Israel's Happiness
Deuteronomy 33:26-29
There is none like to the God of Jeshurun, who rides on the heaven in your help, and in his excellency on the sky.…


A noble climax! The round of blessing has been completed, and the dying lawgiver revels in the thought of the greatness and felicity thence resulting to favored Israel. One by one the tribes have passed before his eye, and he has sketched in outline, not indeed their actual future, but what might have been, what would have been their future, had they remained faithful to their God. The picture is largely an ideal one, though in the after-history of the tribes, in the lots assigned to them in Canaan, in the types of character exhibited by them, in the variety of their callings and destinies - as in the ruins of a temple we may trace something of its original design - we discern the fulfillment of many features of the prophecy. Moses' blessing on the tribes is at once a wish, a prayer, and a prediction: a wish that certain blessings may be theirs; a prayer that the blessings may be given; and a prediction of what, conditionally on obedience, would actually be realized. Reading the blessings, we think, as in the parable, of servants entrusted with certain talents to be used in their Lord's service, but capable of making a bad as well as a good use of them (Matthew 25:14-31). The tribes, speaking generally, used theirs badly, and the blessings were not fulfilled. What applies to the blessing as a whole applies especially to this magnificent concluding passage. It is the ideal, not the actual Israel which stands here before the great lawgiver's eye, and the language applies to the actual, only in so far as it was also the ideal, people of Jehovah. Its full application is to the Church of Christ - the Church catholic and invisible.
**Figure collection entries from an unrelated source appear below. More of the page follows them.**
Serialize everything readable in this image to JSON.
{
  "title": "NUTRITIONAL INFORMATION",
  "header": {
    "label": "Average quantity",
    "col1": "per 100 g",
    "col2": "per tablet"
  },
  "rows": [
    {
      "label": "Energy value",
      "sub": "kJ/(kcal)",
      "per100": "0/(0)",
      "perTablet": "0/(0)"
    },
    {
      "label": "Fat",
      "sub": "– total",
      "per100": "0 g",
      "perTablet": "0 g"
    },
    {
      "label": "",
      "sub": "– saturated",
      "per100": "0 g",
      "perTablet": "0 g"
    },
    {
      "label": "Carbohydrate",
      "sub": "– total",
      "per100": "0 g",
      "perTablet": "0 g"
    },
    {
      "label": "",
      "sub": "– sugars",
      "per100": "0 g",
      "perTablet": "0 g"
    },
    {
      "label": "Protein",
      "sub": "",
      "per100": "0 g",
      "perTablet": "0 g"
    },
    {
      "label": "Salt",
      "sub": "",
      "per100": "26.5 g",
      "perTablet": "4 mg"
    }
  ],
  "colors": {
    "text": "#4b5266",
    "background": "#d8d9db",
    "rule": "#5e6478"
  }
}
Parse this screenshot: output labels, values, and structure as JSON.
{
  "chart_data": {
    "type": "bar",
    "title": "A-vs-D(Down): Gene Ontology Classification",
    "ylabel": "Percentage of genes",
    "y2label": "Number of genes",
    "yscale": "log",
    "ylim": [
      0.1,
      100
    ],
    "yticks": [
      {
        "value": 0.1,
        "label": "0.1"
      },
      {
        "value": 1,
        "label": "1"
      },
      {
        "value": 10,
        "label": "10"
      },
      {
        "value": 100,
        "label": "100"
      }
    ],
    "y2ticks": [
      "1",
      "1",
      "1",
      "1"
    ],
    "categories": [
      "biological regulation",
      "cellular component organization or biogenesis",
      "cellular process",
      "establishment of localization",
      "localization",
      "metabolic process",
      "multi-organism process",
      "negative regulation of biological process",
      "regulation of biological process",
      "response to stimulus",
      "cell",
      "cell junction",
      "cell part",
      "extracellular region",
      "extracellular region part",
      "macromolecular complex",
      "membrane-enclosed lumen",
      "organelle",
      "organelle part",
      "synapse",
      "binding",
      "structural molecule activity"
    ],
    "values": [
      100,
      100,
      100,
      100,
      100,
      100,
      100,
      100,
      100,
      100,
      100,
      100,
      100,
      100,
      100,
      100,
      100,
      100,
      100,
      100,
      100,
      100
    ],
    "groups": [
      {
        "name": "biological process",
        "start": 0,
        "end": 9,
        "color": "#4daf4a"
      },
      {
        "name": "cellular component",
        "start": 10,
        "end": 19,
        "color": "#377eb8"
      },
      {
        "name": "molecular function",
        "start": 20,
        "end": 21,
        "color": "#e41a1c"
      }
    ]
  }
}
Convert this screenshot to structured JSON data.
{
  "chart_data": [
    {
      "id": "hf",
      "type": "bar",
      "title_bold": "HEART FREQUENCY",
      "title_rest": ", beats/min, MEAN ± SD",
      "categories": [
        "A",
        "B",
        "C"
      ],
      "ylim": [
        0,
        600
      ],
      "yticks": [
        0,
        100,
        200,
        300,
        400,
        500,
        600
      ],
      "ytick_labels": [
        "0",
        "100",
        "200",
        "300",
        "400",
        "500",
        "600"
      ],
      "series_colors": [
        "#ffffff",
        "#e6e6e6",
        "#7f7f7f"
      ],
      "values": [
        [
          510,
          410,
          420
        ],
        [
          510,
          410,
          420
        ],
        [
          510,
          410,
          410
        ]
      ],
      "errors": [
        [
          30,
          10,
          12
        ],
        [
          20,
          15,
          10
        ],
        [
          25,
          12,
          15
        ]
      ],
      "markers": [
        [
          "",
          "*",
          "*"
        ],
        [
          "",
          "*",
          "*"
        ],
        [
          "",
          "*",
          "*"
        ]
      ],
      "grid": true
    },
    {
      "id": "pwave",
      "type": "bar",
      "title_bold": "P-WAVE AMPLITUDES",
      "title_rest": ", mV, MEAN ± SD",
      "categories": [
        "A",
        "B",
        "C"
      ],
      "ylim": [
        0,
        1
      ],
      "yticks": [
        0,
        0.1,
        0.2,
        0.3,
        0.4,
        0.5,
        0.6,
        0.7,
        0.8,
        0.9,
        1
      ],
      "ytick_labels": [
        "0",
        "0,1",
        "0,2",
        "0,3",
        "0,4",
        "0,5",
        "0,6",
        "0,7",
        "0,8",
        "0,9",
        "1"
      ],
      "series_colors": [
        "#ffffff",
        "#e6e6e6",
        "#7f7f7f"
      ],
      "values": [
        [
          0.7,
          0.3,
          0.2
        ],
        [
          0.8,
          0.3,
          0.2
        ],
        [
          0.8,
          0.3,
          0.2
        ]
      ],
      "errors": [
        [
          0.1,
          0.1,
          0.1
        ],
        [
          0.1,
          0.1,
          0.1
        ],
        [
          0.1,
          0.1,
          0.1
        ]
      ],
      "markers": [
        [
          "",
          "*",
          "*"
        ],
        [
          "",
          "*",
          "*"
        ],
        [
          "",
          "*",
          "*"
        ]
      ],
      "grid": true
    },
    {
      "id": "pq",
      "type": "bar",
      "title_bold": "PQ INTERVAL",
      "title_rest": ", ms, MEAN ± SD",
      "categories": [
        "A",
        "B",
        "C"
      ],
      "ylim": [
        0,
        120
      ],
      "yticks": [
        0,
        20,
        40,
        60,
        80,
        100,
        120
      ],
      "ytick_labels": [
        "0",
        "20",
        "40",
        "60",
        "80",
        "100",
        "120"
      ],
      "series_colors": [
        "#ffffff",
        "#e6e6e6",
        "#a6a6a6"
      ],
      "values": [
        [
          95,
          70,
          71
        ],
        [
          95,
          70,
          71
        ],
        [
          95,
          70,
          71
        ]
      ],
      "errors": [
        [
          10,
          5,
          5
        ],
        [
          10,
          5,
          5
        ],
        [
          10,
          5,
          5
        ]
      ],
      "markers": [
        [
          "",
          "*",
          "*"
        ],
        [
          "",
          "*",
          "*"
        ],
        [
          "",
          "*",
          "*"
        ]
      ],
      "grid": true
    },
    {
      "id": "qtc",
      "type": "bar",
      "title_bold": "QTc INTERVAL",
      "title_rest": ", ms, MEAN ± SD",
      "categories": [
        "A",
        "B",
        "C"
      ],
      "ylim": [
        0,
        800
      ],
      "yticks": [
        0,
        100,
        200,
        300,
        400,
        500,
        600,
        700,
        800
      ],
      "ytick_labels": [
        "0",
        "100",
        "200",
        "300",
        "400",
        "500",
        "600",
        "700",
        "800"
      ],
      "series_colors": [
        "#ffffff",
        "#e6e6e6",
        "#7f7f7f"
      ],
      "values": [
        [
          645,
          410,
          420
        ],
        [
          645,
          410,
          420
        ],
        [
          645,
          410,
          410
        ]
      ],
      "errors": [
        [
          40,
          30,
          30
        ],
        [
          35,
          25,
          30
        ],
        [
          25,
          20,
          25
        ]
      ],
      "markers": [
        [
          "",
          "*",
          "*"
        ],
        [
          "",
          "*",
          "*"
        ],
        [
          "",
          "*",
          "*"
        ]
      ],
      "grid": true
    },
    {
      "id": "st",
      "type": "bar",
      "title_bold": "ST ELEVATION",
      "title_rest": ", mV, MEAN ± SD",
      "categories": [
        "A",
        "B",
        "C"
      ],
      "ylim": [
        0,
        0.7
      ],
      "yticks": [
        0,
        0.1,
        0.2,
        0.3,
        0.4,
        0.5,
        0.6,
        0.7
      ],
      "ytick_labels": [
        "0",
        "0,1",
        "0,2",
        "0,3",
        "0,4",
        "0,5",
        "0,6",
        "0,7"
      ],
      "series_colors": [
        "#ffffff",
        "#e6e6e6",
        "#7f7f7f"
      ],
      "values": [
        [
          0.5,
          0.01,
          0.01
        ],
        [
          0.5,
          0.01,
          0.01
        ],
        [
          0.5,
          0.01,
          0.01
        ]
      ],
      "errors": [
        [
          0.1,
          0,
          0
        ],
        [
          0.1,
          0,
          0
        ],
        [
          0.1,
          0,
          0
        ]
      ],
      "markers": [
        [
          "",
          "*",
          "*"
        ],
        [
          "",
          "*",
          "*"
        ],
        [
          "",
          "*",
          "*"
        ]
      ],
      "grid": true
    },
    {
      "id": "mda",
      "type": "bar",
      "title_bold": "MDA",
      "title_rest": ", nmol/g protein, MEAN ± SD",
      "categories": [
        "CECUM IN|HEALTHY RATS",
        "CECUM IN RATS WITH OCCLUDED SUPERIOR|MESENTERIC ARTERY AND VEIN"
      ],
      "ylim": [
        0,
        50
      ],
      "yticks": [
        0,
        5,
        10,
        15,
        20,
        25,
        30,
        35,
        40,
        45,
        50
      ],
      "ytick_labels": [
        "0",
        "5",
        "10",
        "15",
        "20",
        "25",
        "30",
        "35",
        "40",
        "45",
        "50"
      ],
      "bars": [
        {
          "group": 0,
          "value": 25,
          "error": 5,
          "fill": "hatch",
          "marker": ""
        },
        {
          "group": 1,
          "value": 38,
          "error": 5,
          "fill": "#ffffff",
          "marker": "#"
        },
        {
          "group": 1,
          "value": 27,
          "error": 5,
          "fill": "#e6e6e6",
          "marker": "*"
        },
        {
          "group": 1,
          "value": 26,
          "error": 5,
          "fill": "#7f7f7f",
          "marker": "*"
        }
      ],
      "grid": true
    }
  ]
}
I. THE BASIS OF ISRAEL'S HAPPINESS, viz. the relation which the tribes sustained to the eternal God. He was the God of Jeshurun - of the righteous people. He was a God bound to them by covenant. They had been saved by him. He was their changeless Dwelling-place, Defender, and Support. All power in heaven and earth was at their service, and engaged for their defense. They had nothing to fear with a Protector so almighty; they had everything to hope for from one so able to save and bless. Precisely similar is the relation of God in Christ to the Church of believers.

II. THE GREATNESS OF IT.

1. Complete as regards its elements. No element of good a-wanting. Rising from natural blessings, and safety and protection against enemies, they had also, in the favor of God and communion with him, every pledge of spiritual blessing.

2. Permanent. Enduring as the eternal God.

3. Exalting and ennobling to the soul of its possessor. Such a relation to God as Israel sustained should have wrought in the people, did in part work in them, a surpassing elevation of consciousness; was fitted to raise thought and feeling to the pitch of sublimity; should have made of them a great nation, in the best sense of the words, a nation great in thought, aspiration, and endeavor - heroically great. A like elevation of spirit should characterize the people of Christ. - J.O.



Parallel Verses
KJV: There is none like unto the God of Jeshurun, who rideth upon the heaven in thy help, and in his excellency on the sky.

WEB: "There is none like God, Jeshurun, who rides on the heavens for your help, In his excellency on the skies.